Book in context: This is the sequel to her story Summer's Child. Many recommend reading Summer's Child first before attempting to comprehend the complexity of Summer of Roses, which I didn't do. That said, this is the first book I read out of my comfort zone (fantasy and Classics), and to be honest, I enjoyed every page turn.

This book addresses the delicate issue of domestic violence and the emotional scars it leaves. Luanne Rice centers her message in sisterhood solidarity, friendship, and love. The characters are fully developed and complex, and the situations surrounding them are believable in every sense. I like how it emphasizes on family and portrays strong women fighting through their emotional scars. The meaning of the story is clear: In order to reach what's in front of you, you have to let go of of what's behind. This is exactly what the book is about, to let go of your past and your scarred heart, to be able to aim for a brighter and happy future. It has a powerful, emotional quality to it that readers can identify pretty easily.

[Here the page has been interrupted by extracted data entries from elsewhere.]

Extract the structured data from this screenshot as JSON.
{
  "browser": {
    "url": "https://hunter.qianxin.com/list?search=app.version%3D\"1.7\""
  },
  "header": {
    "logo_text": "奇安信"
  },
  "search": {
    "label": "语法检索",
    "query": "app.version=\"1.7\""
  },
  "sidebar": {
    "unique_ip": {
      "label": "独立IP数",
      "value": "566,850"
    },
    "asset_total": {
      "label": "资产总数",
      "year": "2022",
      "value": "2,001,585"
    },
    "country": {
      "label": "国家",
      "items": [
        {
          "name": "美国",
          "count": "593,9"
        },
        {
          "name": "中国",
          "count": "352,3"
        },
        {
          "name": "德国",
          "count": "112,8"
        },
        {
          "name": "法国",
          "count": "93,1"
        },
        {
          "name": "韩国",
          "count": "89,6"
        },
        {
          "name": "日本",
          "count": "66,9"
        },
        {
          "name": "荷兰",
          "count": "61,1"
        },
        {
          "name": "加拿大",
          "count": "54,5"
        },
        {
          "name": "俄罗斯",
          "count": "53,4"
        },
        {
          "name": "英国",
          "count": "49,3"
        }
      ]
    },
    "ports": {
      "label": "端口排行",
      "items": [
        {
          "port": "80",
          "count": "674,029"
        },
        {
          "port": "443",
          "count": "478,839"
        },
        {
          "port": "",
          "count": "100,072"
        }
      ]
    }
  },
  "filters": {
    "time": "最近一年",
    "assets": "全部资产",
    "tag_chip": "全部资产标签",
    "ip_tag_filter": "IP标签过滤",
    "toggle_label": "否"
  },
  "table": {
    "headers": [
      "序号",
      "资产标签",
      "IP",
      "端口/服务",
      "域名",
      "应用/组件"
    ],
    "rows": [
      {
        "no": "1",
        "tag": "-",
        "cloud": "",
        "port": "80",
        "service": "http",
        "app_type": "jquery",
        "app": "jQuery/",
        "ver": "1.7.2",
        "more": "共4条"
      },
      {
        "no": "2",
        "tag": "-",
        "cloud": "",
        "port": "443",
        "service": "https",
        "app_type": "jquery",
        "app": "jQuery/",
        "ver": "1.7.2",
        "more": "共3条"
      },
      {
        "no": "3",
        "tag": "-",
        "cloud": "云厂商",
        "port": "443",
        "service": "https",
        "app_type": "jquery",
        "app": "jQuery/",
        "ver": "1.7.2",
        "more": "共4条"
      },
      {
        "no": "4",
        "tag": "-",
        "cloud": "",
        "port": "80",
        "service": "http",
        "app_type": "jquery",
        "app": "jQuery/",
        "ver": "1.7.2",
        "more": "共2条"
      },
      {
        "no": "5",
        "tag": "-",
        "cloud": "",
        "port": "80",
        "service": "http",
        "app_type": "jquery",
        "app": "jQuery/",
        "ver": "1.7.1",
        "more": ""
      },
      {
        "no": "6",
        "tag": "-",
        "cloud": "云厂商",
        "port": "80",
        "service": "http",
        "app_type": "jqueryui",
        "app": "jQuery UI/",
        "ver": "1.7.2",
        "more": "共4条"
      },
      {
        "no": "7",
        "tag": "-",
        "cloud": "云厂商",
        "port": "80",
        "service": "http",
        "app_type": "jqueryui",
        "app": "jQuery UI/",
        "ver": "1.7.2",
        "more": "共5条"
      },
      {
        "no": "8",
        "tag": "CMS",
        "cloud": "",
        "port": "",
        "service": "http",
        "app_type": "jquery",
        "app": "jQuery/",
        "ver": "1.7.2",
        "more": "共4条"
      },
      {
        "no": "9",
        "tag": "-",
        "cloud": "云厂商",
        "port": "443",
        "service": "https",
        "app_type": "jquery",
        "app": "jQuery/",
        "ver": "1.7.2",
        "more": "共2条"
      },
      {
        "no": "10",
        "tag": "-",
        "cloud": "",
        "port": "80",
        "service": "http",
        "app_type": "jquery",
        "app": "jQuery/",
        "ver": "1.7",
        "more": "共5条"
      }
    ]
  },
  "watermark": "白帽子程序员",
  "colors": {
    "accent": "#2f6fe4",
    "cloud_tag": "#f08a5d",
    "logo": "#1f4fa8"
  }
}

The setting is in Connecticut, and it affects the plot and the characters very much (making them more believable and humane). One of the main reasons Connecticut was chosen as the setting of Rice's book is because she was brought up there; she is familiar with the land, and has drawn an inspiration from her characters from real people she knows. Of course, that is only an assumption.

The grammar was impeccable, and the language was of every day use. It isn't extremely complicated to read or understand. The imagery was so real that I actually felt I was there, standing in the garden of roses next to Lily and Rose.

On a final note, Summer of Roses has left a lasting impression on me. It made me yearn for strong family and friendship bonds in a world so cynical like the one we're currently living in. I learned that you don't have to fight alone; you have loved ones that would die for you in order to make you smile. I highly recommend this book; it opens your eyes and gives you a new perspective of what family and friendship mean.

Disclaimer: May not be appropriate for young children due to minor violence.